South Korea imposes first direct fuel price cap since 1997 liberalization; export limits apply
South Korea’s government announced a new price ceiling for fuel, the first direct market intervention since oil-price liberalization began in 1997. Deputy Prime Minister and Finance Minister Koo Yoon-cheol said the maximum price regime takes effect at midnight on the 13th.
For the first two weeks, the cap sets wholesale ceiling prices at 1,724 won per liter for gasoline, 1,713 won for diesel, and 1,320 won for kerosene. These caps apply to prices supplied by refiners, not directly to retail pump prices.

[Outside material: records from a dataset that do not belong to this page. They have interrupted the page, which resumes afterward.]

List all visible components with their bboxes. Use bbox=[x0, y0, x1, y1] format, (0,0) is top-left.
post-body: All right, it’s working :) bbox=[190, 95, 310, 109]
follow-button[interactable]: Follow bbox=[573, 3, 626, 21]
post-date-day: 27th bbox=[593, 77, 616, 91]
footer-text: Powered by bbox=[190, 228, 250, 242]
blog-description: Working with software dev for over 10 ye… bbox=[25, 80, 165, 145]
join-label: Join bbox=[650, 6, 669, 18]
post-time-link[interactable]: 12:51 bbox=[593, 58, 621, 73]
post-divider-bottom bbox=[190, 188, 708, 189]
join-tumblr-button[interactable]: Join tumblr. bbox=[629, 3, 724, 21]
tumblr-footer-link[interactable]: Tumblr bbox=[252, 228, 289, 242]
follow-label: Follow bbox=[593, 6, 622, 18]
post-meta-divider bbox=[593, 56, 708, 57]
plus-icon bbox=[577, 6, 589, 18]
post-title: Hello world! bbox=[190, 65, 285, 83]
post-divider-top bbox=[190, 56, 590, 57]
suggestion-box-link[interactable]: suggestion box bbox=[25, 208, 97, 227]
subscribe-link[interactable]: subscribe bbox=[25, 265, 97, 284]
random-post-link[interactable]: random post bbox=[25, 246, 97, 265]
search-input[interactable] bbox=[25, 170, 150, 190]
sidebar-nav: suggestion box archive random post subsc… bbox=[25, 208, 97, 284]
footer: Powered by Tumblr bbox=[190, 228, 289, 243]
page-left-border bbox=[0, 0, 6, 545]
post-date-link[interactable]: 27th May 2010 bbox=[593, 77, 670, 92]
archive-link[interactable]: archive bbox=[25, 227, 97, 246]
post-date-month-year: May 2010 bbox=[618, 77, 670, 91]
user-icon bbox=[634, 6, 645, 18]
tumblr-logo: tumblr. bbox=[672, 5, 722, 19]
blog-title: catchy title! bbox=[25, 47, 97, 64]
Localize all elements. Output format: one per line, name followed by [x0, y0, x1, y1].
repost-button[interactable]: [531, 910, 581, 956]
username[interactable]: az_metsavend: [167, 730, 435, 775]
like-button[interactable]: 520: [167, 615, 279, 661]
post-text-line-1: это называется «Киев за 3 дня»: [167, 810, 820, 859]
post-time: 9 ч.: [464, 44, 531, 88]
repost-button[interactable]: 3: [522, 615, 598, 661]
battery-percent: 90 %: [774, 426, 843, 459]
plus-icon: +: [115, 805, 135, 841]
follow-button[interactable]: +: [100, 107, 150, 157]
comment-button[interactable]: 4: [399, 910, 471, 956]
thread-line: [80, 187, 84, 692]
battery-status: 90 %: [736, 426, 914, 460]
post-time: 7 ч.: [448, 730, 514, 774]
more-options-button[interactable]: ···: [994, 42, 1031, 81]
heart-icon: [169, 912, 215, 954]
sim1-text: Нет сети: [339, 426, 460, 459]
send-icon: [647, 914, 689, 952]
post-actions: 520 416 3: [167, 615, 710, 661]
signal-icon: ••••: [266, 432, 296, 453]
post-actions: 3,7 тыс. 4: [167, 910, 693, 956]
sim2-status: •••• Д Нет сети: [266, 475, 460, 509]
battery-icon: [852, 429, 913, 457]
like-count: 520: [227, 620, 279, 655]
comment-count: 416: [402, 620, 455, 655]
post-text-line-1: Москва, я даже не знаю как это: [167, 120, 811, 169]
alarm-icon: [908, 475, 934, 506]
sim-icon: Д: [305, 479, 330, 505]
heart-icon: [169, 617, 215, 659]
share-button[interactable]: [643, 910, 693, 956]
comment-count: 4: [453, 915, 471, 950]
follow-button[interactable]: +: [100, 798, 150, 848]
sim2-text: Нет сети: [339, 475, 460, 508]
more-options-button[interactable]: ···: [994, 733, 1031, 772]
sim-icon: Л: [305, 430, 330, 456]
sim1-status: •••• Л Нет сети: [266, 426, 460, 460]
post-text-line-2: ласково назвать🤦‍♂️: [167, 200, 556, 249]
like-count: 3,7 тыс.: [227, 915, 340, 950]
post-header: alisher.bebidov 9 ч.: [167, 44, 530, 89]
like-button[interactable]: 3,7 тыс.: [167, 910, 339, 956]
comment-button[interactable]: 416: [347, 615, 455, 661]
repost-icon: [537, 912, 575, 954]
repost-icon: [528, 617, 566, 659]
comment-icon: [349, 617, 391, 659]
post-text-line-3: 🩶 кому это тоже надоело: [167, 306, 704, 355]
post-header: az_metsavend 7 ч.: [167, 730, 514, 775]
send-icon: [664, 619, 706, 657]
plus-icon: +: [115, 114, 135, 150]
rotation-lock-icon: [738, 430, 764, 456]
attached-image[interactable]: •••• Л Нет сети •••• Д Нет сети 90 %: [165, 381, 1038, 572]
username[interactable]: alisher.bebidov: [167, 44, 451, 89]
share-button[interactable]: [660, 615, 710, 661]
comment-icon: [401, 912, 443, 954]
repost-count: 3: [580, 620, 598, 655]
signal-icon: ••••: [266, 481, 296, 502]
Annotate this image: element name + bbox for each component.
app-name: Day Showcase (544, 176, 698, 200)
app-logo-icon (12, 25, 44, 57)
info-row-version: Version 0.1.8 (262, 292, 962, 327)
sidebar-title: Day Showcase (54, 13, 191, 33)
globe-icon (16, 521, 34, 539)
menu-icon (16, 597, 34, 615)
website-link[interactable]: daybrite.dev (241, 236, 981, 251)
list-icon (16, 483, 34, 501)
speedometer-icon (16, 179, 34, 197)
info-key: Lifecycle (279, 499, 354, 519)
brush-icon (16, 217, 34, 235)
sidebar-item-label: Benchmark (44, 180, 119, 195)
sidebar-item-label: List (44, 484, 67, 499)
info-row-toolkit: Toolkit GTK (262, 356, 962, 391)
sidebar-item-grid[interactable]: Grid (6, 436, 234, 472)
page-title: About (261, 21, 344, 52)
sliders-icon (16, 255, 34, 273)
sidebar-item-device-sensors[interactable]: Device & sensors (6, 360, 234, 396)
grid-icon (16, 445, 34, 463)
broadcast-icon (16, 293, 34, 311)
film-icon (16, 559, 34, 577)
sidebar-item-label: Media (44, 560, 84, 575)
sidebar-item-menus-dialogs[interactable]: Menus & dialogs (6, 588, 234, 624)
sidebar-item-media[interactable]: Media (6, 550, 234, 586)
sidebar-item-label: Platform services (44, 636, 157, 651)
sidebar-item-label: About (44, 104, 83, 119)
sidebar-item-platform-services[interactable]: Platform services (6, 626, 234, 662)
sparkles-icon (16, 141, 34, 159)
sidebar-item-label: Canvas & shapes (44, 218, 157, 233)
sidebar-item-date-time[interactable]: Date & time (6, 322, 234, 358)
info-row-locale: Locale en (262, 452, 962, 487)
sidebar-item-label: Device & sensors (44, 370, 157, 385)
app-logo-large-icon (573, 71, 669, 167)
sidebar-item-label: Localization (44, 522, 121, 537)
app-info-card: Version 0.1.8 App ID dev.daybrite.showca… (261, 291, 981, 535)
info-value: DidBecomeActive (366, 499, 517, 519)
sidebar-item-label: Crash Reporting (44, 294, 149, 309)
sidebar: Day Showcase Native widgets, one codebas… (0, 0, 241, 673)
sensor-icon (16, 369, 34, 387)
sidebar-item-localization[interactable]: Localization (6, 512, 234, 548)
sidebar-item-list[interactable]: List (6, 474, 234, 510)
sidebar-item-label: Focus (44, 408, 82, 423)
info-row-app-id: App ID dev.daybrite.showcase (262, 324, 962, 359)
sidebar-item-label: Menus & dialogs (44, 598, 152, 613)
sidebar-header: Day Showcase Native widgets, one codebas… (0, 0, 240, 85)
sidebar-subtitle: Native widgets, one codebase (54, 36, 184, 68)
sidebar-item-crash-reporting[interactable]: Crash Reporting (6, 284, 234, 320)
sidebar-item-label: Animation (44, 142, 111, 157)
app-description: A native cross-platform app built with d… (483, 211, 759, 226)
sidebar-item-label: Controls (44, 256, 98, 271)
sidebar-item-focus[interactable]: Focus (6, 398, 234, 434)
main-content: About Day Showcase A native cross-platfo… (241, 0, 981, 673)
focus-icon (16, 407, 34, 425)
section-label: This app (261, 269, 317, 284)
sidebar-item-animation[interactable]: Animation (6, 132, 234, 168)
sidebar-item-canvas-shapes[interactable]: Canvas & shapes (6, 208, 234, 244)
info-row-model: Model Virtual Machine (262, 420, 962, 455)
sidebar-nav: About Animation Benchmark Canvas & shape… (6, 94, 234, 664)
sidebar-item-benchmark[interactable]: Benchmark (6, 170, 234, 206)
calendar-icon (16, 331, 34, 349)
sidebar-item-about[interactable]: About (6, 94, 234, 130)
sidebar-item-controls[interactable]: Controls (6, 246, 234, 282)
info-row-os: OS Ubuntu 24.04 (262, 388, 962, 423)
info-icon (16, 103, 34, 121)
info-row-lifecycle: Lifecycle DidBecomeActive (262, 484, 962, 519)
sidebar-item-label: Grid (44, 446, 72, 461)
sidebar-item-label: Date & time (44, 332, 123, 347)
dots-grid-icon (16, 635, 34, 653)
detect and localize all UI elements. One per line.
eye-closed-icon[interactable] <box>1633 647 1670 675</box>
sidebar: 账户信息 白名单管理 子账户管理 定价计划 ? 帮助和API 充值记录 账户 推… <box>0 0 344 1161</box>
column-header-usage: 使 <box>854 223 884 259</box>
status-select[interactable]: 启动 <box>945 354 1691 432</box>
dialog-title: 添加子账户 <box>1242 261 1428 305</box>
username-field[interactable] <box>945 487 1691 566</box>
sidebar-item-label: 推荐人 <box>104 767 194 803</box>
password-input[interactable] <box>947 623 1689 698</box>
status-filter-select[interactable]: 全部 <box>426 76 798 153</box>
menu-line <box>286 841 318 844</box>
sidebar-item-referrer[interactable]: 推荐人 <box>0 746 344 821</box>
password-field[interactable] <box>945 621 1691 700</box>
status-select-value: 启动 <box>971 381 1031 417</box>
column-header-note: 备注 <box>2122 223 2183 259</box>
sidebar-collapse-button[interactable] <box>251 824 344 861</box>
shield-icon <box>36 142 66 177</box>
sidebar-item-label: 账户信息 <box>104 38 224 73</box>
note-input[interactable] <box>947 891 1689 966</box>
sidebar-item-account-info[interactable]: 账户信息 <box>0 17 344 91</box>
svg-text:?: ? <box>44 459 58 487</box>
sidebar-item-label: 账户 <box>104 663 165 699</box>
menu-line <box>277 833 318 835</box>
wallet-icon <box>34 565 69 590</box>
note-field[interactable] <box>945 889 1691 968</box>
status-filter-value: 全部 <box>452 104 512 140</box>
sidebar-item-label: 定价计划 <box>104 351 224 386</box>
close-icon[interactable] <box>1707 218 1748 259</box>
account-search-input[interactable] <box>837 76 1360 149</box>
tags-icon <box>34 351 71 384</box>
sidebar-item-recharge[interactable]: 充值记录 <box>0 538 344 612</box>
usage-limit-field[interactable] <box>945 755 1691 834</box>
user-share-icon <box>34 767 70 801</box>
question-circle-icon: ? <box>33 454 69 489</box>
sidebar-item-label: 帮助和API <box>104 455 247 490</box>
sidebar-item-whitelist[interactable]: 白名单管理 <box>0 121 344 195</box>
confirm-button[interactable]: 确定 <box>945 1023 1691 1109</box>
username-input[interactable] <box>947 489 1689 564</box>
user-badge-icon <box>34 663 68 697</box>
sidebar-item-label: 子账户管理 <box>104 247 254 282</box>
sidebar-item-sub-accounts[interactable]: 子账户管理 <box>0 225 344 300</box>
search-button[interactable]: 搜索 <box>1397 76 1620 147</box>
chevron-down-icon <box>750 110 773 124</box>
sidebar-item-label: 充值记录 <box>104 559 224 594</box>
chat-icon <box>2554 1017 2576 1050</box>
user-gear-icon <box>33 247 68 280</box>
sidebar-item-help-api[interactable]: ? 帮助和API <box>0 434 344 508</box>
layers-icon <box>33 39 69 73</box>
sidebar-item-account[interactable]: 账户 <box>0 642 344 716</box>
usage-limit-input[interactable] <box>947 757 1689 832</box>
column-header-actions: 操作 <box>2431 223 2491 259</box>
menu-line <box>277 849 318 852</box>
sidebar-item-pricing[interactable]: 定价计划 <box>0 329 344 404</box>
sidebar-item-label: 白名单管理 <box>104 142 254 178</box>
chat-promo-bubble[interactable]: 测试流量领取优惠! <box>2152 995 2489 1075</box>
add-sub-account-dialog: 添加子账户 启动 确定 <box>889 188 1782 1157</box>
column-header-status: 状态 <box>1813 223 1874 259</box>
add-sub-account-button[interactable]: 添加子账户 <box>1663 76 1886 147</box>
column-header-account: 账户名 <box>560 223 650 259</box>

As of December 12, the average post‑tax wholesale prices from Korea’s four refining firms stood at about 1,830 won for gasoline, 1,930 won for diesel, and 1,730 won for kerosene. By comparison, the ceiling prices are about 100 won lower for gasoline, around 200 won lower for diesel, and roughly 400 won lower for kerosene.
Retail prices are expected to reflect the wholesale adjustments after a short lag—about two to three days—depending on how quickly gas stations liquidate existing stock. Officials said consumer prices would follow wholesale movements once refinery pricing is adjusted.
The government said the ceiling reflects a two-step process: it bases the ceiling on pre-crisis wholesale prices from late February, then applies the recent two-week average fluctuation of the Singapore International Oil Products Price index, adding applicable taxes. The plan is to recalibrate the ceiling every two weeks to capture international price movements.
To safeguard domestic supply, Seoul will limit refiners’ exports to levels not exceeding the previous year’s totals and require monthly domestic outbound shipments to stay at or above 90% of the prior year’s volume. If refiners incur losses, they will be compensated through a quarterly process overseen by a “Highest Price Settlement Committee,” though no end date for the program has been set.
Critics warn about several risks: the compensation timeline could take at least three months, creating liquidity pressures for refiners; enforcement criteria for monitoring price hikes at the retail level remain unclear, and the plan to flag top 30 stations with steep price rises could spur a “watch list” dynamic rather than genuine price competition.
For U.S. readers, the policy underscores how South Korea, a major energy importer and a key ally in Asia, is using targeted price controls to cushion households from inflation and stabilize markets in the face of volatile oil prices. The approach—coupled with export constraints and a Singapore-price benchmark—illustrates how Korea’s energy-security toolkit can influence regional supply chains and global oil product pricing, with potential indirect effects on multinational suppliers and trade policies in the region.